Il tempo, le creature, gli amici e i nemici convergevano e si fondevano in quell’essere straordinario, la cui statura spaziava tra la terra e il cielo, e si estendeva da un orizzonte all’altro. Nascita e morte, distruzione e protezione degli esseri: ogni attività sembrava far parte di quella creatura. Niente era estraneo alla sostanza di quell’essere. Creazione, distruzione, attività e inattività: tutto costituiva una particella di una siffatta, grandiosa entità, la cui visione colmava Arjuna di terrore e di estasi. «Ora sì, ora capisco!» esclamò.
«Io sono la morte, io sono la distruzione», disse il dio[1].

Parlare della guerra significa parlare di morte e distruzione, di sofferenza e barbarie. Eppure, dacché l’essere umano ha iniziato a uccidere, ha iniziato anche a riflettere su come uccidere. Ha messo il suo ingegno al servizio della morte. Dalla barbarie ha saputo cavar gemme, emanciparsi dall’immediatezza dell’atto omicida, riflettendovi con rara potenza intellettuale. “Δεινός”, deinós, così Sofocle chiamava l’uomo nell’Antigone: meraviglioso e terribile, mostruoso e sublime. L’arte della guerra è la summa di questa sua – di questa nostra – intima contraddittorietà.
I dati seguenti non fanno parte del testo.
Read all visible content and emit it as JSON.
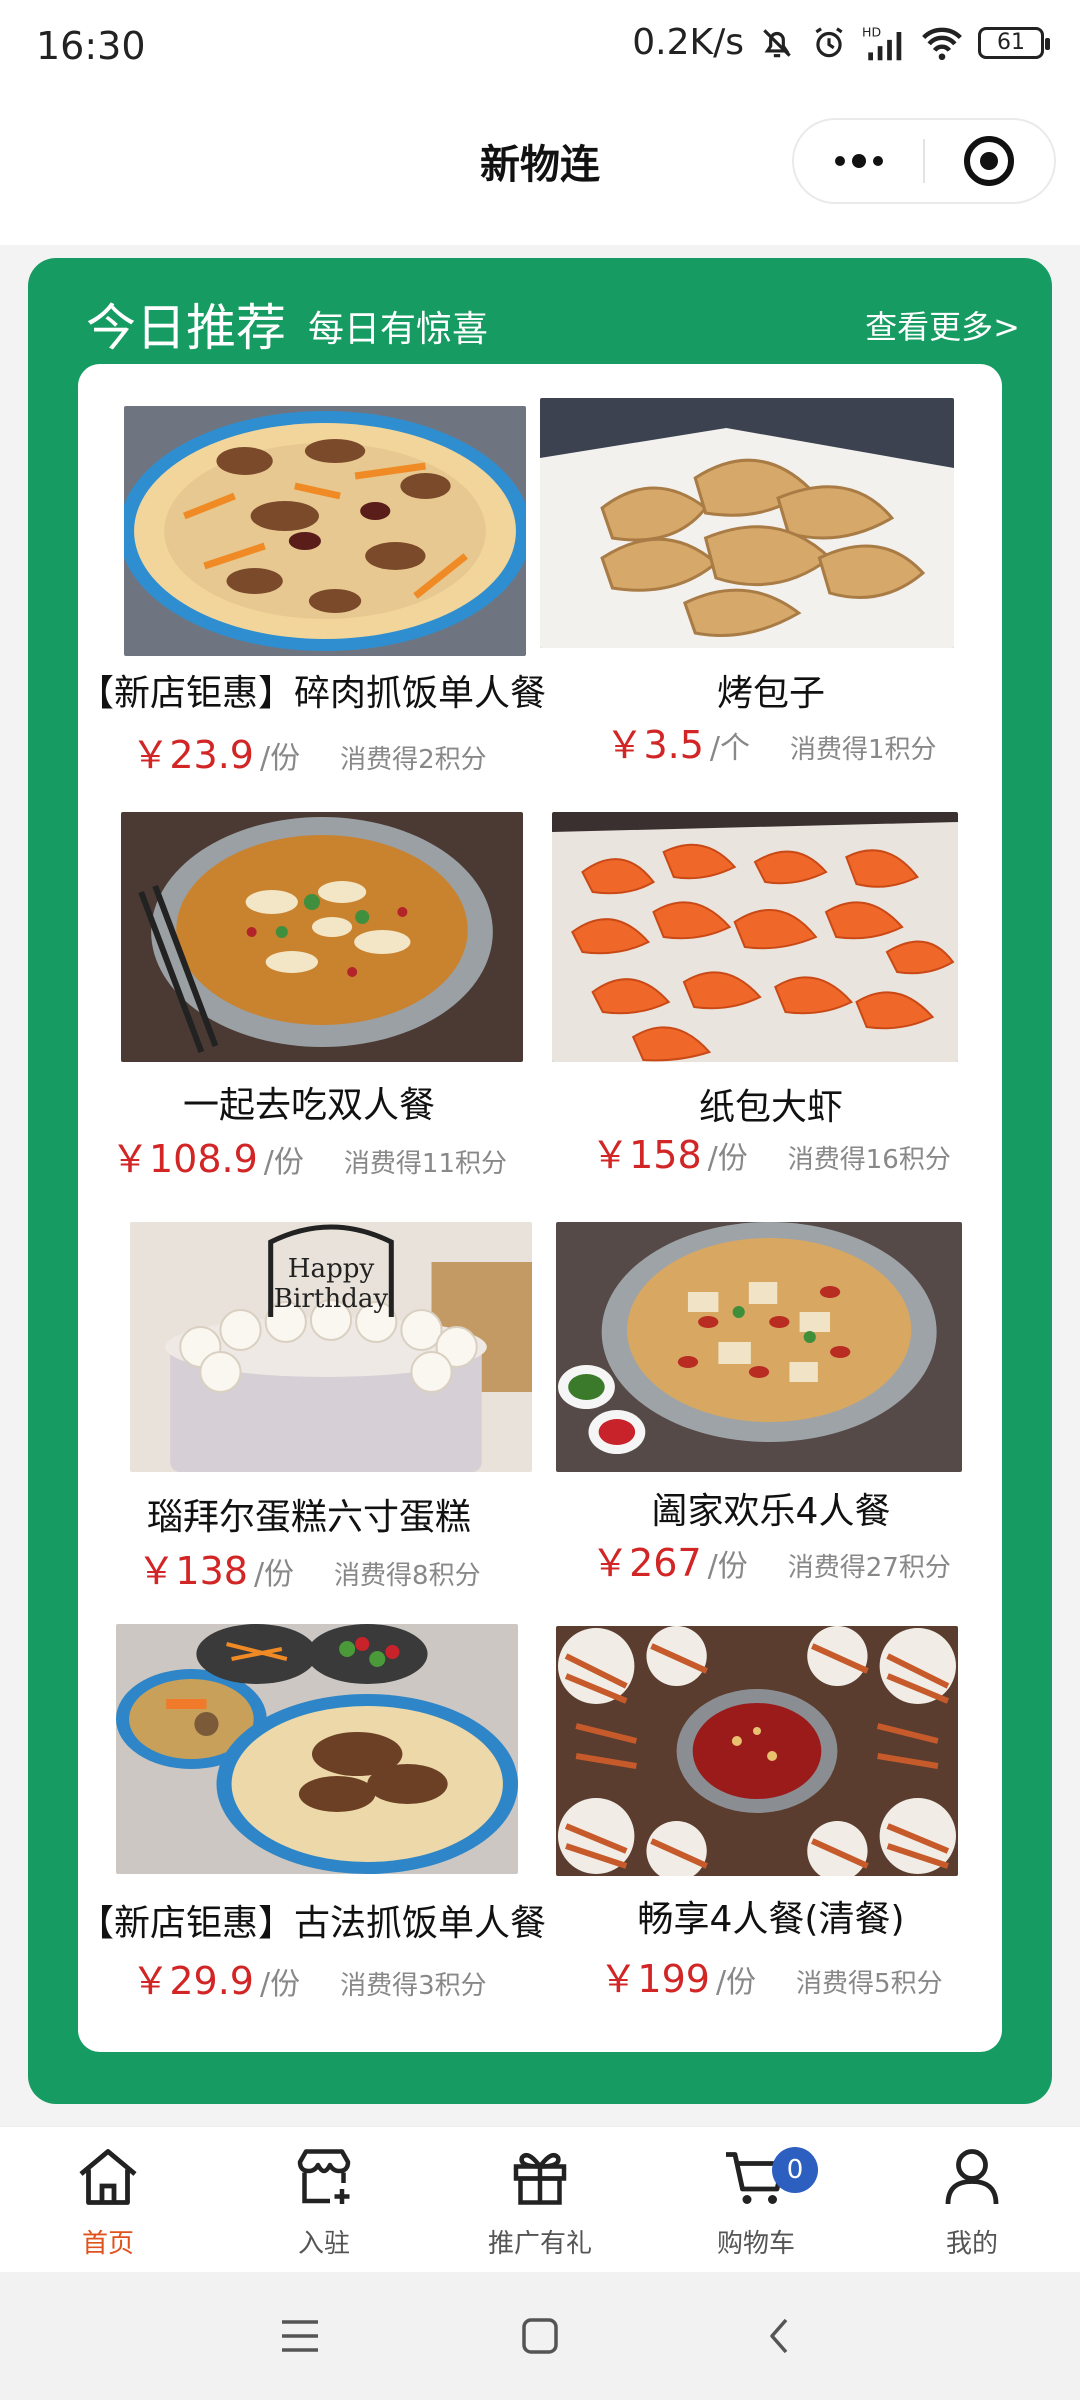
{
  "status_bar": {
    "time": "16:30",
    "net_speed": "0.2K/s",
    "battery": "61",
    "icons": [
      "mute-bell-icon",
      "alarm-icon",
      "hd-signal-icon",
      "wifi-icon",
      "battery-icon"
    ]
  },
  "nav": {
    "title": "新物连"
  },
  "recommend": {
    "title": "今日推荐",
    "subtitle": "每日有惊喜",
    "more": "查看更多>",
    "items": [
      {
        "name": "【新店钜惠】碎肉抓饭单人餐",
        "price": "￥23.9",
        "unit": "/份",
        "points": "消费得2积分",
        "image": "pilaf-plate"
      },
      {
        "name": "烤包子",
        "price": "￥3.5",
        "unit": "/个",
        "points": "消费得1积分",
        "image": "baked-buns"
      },
      {
        "name": "一起去吃双人餐",
        "price": "￥108.9",
        "unit": "/份",
        "points": "消费得11积分",
        "image": "chicken-pan"
      },
      {
        "name": "纸包大虾",
        "price": "￥158",
        "unit": "/份",
        "points": "消费得16积分",
        "image": "shrimp"
      },
      {
        "name": "瑙拜尔蛋糕六寸蛋糕",
        "price": "￥138",
        "unit": "/份",
        "points": "消费得8积分",
        "image": "birthday-cake"
      },
      {
        "name": "阖家欢乐4人餐",
        "price": "￥267",
        "unit": "/份",
        "points": "消费得27积分",
        "image": "pepper-chicken-pan"
      },
      {
        "name": "【新店钜惠】古法抓饭单人餐",
        "price": "￥29.9",
        "unit": "/份",
        "points": "消费得3积分",
        "image": "pilaf-set"
      },
      {
        "name": "畅享4人餐(清餐)",
        "price": "￥199",
        "unit": "/份",
        "points": "消费得5积分",
        "image": "skewer-hotpot"
      }
    ]
  },
  "tabbar": {
    "tabs": [
      {
        "label": "首页",
        "icon": "home-icon"
      },
      {
        "label": "入驻",
        "icon": "store-add-icon"
      },
      {
        "label": "推广有礼",
        "icon": "gift-icon"
      },
      {
        "label": "购物车",
        "icon": "cart-icon"
      },
      {
        "label": "我的",
        "icon": "user-icon"
      }
    ],
    "cart_badge": "0",
    "active_color": "#e0531f"
  },
  "colors": {
    "accent_green": "#169c62",
    "price_red": "#d22525"
  }
}
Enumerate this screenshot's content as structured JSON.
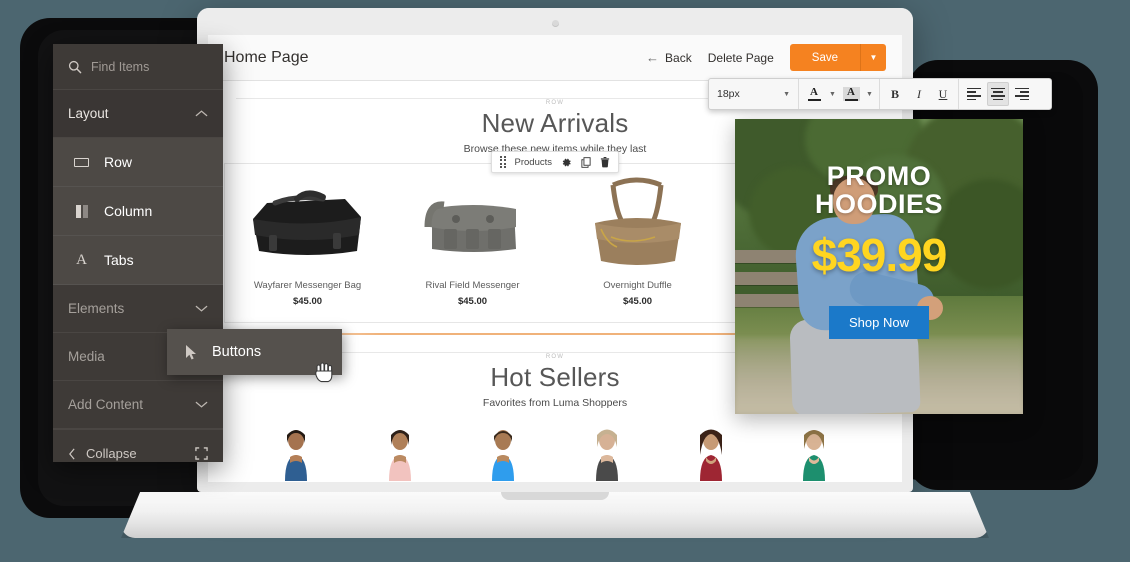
{
  "theme": {
    "background": "#4c6670",
    "sidebar_bg": "#3e3a37",
    "sidebar_item_bg": "#4d4945",
    "accent_orange": "#f58220",
    "promo_price_yellow": "#ffd520",
    "shop_button_blue": "#1b79c9"
  },
  "editor_header": {
    "page_title": "Home Page",
    "back_label": "Back",
    "back_icon": "arrow-left-icon",
    "delete_label": "Delete Page",
    "save_label": "Save",
    "save_caret_icon": "chevron-down-icon"
  },
  "format_toolbar": {
    "font_size": "18px",
    "font_size_caret": "chevron-down-icon",
    "text_color_icon": "text-color-A-icon",
    "text_color_caret": "chevron-down-icon",
    "highlight_color_icon": "highlight-color-A-icon",
    "highlight_color_caret": "chevron-down-icon",
    "bold": "B",
    "italic": "I",
    "underline": "U",
    "align_left_icon": "align-left-icon",
    "align_center_icon": "align-center-icon",
    "align_right_icon": "align-right-icon",
    "active_align": "center"
  },
  "canvas": {
    "row_tag": "ROW",
    "sections": [
      {
        "title": "New Arrivals",
        "subtitle": "Browse these new items while they last",
        "element_toolbar": {
          "drag_icon": "drag-handle-icon",
          "label": "Products",
          "settings_icon": "gear-icon",
          "duplicate_icon": "copy-icon",
          "delete_icon": "trash-icon"
        },
        "products": [
          {
            "name": "Wayfarer Messenger Bag",
            "price": "$45.00",
            "image": "black-messenger-bag"
          },
          {
            "name": "Rival Field Messenger",
            "price": "$45.00",
            "image": "gray-messenger-bag"
          },
          {
            "name": "Overnight Duffle",
            "price": "$45.00",
            "image": "brown-duffle-bag"
          },
          {
            "name": "",
            "price": "",
            "image": "partial-bag"
          }
        ]
      },
      {
        "title": "Hot Sellers",
        "subtitle": "Favorites from Luma Shoppers",
        "models": [
          {
            "top_color": "#2f5f92"
          },
          {
            "top_color": "#f2c3bf"
          },
          {
            "top_color": "#2f9ded"
          },
          {
            "top_color": "#4a4a4a"
          },
          {
            "top_color": "#9e2633"
          },
          {
            "top_color": "#1d8f6e"
          }
        ]
      }
    ]
  },
  "promo": {
    "line1": "PROMO",
    "line2": "HOODIES",
    "price": "$39.99",
    "button_label": "Shop Now"
  },
  "sidebar": {
    "search_placeholder": "Find Items",
    "search_icon": "search-icon",
    "groups": [
      {
        "label": "Layout",
        "state": "expanded",
        "caret": "chevron-up-icon"
      },
      {
        "label": "Elements",
        "state": "collapsed",
        "caret": "chevron-down-icon"
      },
      {
        "label": "Media",
        "state": "collapsed",
        "caret": ""
      },
      {
        "label": "Add Content",
        "state": "collapsed",
        "caret": "chevron-down-icon"
      }
    ],
    "layout_items": [
      {
        "label": "Row",
        "icon": "row-icon"
      },
      {
        "label": "Column",
        "icon": "column-icon"
      },
      {
        "label": "Tabs",
        "icon": "text-A-icon"
      }
    ],
    "collapse": {
      "label": "Collapse",
      "icon": "chevron-left-icon",
      "expand_icon": "fullscreen-icon"
    },
    "flyout": {
      "label": "Buttons",
      "icon": "pointer-arrow-icon"
    },
    "cursor": "grab-hand-cursor"
  }
}
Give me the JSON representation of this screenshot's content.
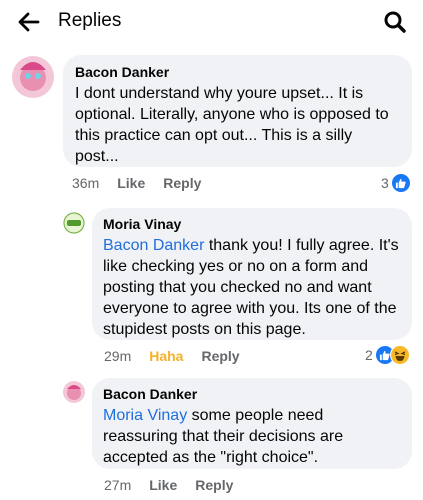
{
  "header": {
    "title": "Replies"
  },
  "comments": [
    {
      "author": "Bacon Danker",
      "mention": "",
      "text": "I dont understand why youre upset... It is optional. Literally, anyone who is opposed to this practice can opt out... This is a silly post...",
      "time": "36m",
      "like_label": "Like",
      "reply_label": "Reply",
      "reaction_count": "3"
    },
    {
      "author": "Moria Vinay",
      "mention": "Bacon Danker",
      "text": " thank you! I fully agree. It's like checking yes or no on a form and posting that you checked no and want everyone to agree with you. Its one of the stupidest posts on this page.",
      "time": "29m",
      "like_label": "Haha",
      "reply_label": "Reply",
      "reaction_count": "2"
    },
    {
      "author": "Bacon Danker",
      "mention": "Moria Vinay",
      "text": " some people need reassuring that their decisions are accepted as the \"right choice\".",
      "time": "27m",
      "like_label": "Like",
      "reply_label": "Reply",
      "reaction_count": ""
    }
  ],
  "colors": {
    "mention": "#216fdb",
    "bubble": "#f0f2f5",
    "haha": "#f7b125",
    "like_reaction": "#1877f2"
  },
  "icons": {
    "back": "arrow-left-icon",
    "search": "search-icon",
    "like_reaction": "thumbs-up-icon",
    "haha_reaction": "laughing-face-icon"
  }
}
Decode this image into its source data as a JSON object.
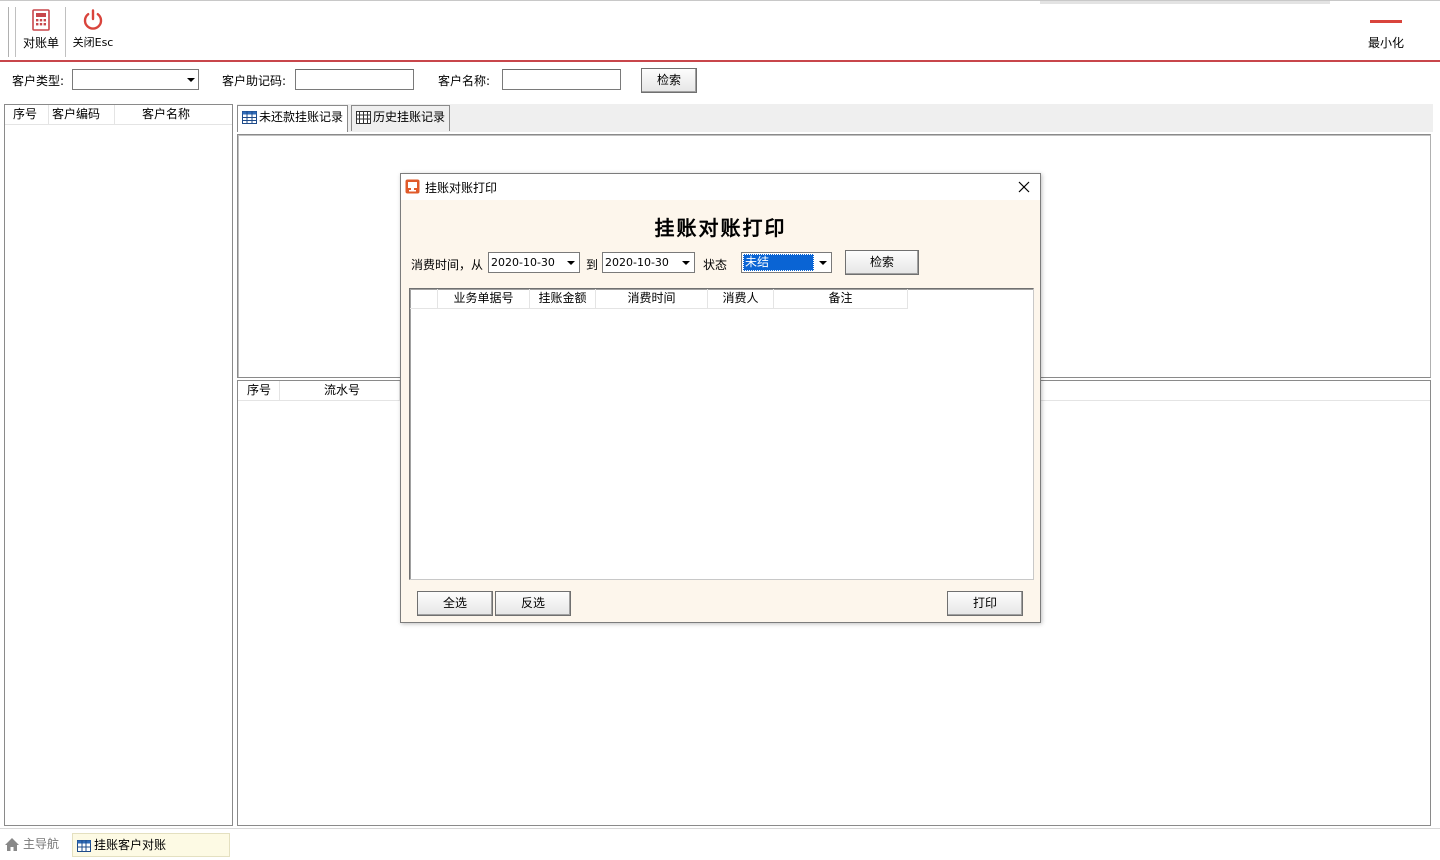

E in effetti, a guardar la cosa dappresso, ci si accorge che il cardine attorno a cui ruota il problema della guerra è proprio questo: essa manifesta la contraddizione immanente e perpetua del reale. «Gli affari militari sono […] il terreno su cui si giocano vita e morte; il Dao del permanere e del perire»[2], scriveva Sun Tzu nell’Arte della guerra.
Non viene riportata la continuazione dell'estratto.